Hot air balloons are simple machines: you fill them with hot air and they fly. Or not. Because people fly in them and they must be made to be safe. That is why hot air balloons are not simple machines and a lot of care goes in their construction. Let’s see how they are made - part by part. From the bottom up:
- holds the passengers and propane tanks that fuel the burner. It is usually made of woven wicker or rattan because these materials are light, strong and flexible but there are also baskets made from other materials. Flexibility is very important for baskets (and passengers) because it absorbs impact on landing. Strong steel cords that are attached to the load tapes of the envelope pass through and underneath the basket. Some baskets are made out of aluminum and these are used by pilots without a ground crew or if they try to break some record. Some baskets are completely closed and these are used for flight around the world.
Propane tanks - placed in the basket they feed the burner with liquid propane which is gasified in the burner, mixed with air and lit.
Instrumentation - instruments placed in the basket to aid the pilot. They are usually an altimeter, variometer (that shows a rate of climb - vertical speed), thermometers that measure envelope air temperature and ambient air temperature, and GPS.
Burner - is attached at the top of the basket, it is held on the metal burner frame and it fills the envelope with hot air. It is fueled by propane tanks and is made of stainless steel.
Skirt - lowest part of the envelope. It is made out of fireproof material and it protects flame from the wind.
Panels - small parts of nylon material that are sawn in larger “gores” or “gore sections”.
Gores - sawn panels make gores, long individual sections that extend from the throat to the crown of the envelope envelope can have from 4 to 24 (and even more) gores.
Envelope - a balloon part of the flying machine designed to retain hot air that come from the burner and lift the whole machine into the air. It is made from ripstop nylon or dacron. Panels are sewn together and into them are sewn structural load tapes that carry the weight of the gondola or basket. Envelope has a crown ring at their very top - aluminum hoop that holds the hole at the top which is used to release hot air from the balloon when a pilot wants to lower the altitude. Gores, and envelope are sewn by hand or industrial sewing machine and three types of stitches are used for this: double lap seam - two rows of parallel stitching; flat seam - straight parallel stitching; and zigzag parallel stitching with a double lap of fabric. After the whole envelope is sewn together it is coated under pressure with a sealer so it doesn’t let the air out. Printing is done after coating if there is a need for that.

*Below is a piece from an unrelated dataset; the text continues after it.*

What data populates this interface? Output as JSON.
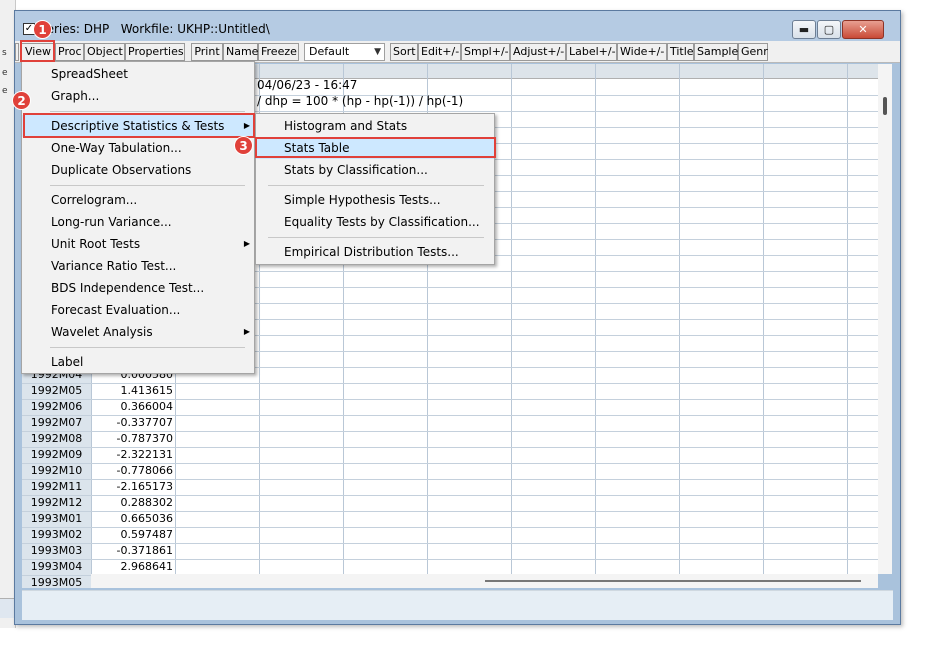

Parachute valve - a type of disk-shaped flap of fabric that keeps the hole at the top of the envelope closed so a hot air would not escape. It is held in place by the pressure inside the balloon. There are also turning vents, which are side vents that, when opened, cause the balloon to rotate.
Parachute valve cord - a cord that leads from the parachute valve to the basket and is used by the pilot to lower the parachute valve and let the hot air out.